En el caso del impacto ambiental, los datos son elocuentes. En Querétaro, en las áreas donde funcionan estas instalaciones, el Gobierno tuvo que racionar el agua y hay familias que reciben el servicio apenas cada tres días. Además, la Comisión Federal de Electricidad (CFE) se vio obligada a aumentar en un 50% la capacidad de generación de las centrales eléctricas aledañas (que utilizan combustibles fósiles) debido al consumo de los datacenters. Está claro: en el caso de las tecnológicas, pero también en el de otras industrias con consumo intensivo de recursos como la minería, se necesitan hacer intercambios. Para algunas regiones con décadas de pobreza y falta de trabajo, la llegada de las inversiones se presenta como una oportunidad, al menos momentánea, de progreso. El trade-off no es sencillo. Sin embargo, para que ese beneficio no sea momentáneo, se necesita algo más que la fe en “el derrame” económico. Los gobiernos nacionales y locales deben exigir, por ejemplo, participación local en empleo e insumos, y condiciones de reinversión futura que prometan más que un acceso gratuito a ChatGPT para la gente del lugar, como sucedió en Emiratos Árabes con la construcción de un datacenter Stargate.

Finalmente, nada de esto ocurre en el vacío. Desde que asumió, el Gobierno de Milei mantiene una disputa con las universidades públicas, a las que les niega la actualización presupuestaria que les corresponde según la ley, que equivaldría a una ínfima parte de una inversión como la propuesta por OpenAI. Los socios locales de la iniciativa, como Emiliano Kagierman, son referentes mundiales de las tecnologías formados en esa universidad y sistema público de ciencia que hoy lucha por su subsistencia.
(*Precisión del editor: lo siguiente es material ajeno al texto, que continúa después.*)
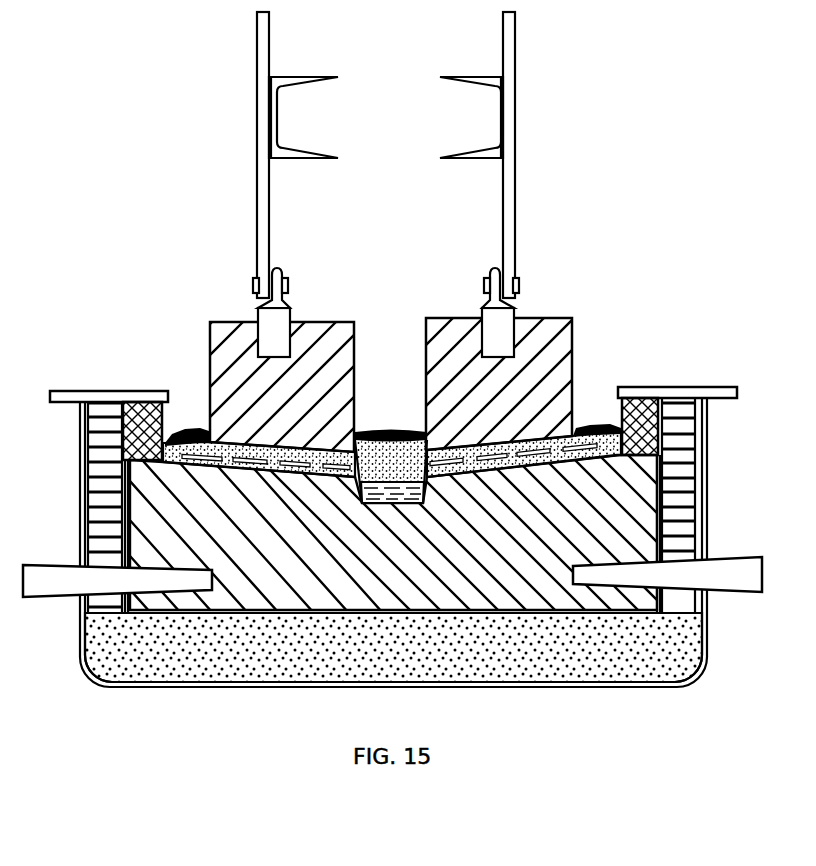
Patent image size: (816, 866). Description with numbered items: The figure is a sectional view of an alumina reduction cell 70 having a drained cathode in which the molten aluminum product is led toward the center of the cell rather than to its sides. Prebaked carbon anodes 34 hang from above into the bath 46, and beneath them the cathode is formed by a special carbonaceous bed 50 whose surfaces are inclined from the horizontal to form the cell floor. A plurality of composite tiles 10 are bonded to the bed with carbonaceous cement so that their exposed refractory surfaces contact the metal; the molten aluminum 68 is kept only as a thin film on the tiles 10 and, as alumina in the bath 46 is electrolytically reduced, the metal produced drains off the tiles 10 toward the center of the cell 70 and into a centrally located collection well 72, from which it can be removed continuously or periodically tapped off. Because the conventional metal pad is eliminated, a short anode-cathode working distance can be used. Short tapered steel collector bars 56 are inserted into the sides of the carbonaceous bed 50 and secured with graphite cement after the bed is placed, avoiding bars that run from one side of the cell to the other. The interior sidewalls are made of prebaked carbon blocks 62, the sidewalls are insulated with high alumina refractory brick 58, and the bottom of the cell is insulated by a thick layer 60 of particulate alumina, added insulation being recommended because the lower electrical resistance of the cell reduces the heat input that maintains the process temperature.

El CEO de esta exitosa compañía de innovación satelital lo reconoció: “Nosotros pudimos hacerlo porque existían (en Argentina) 40 años de inversión sistemática en tecnología, en el sector espacial y en el nuclear”. Y admite que, para su empresa, el apoyo del Ministerio de Ciencia y Tecnología y el INVAP, una empresa dedicada al desarrollo de tecnologías complejas, “son un caso de libro de lo que el Estado puede hacer para abrir oportunidades y aportar capacidades”. Tal vez el verdadero progreso consista en que una parte de esas inversiones vuelva al origen: a ese sistema de universidades y ciencia pública que, aun en crisis, sigue siendo la razón por la cual hoy formamos parte del mapa global de la inteligencia artificial.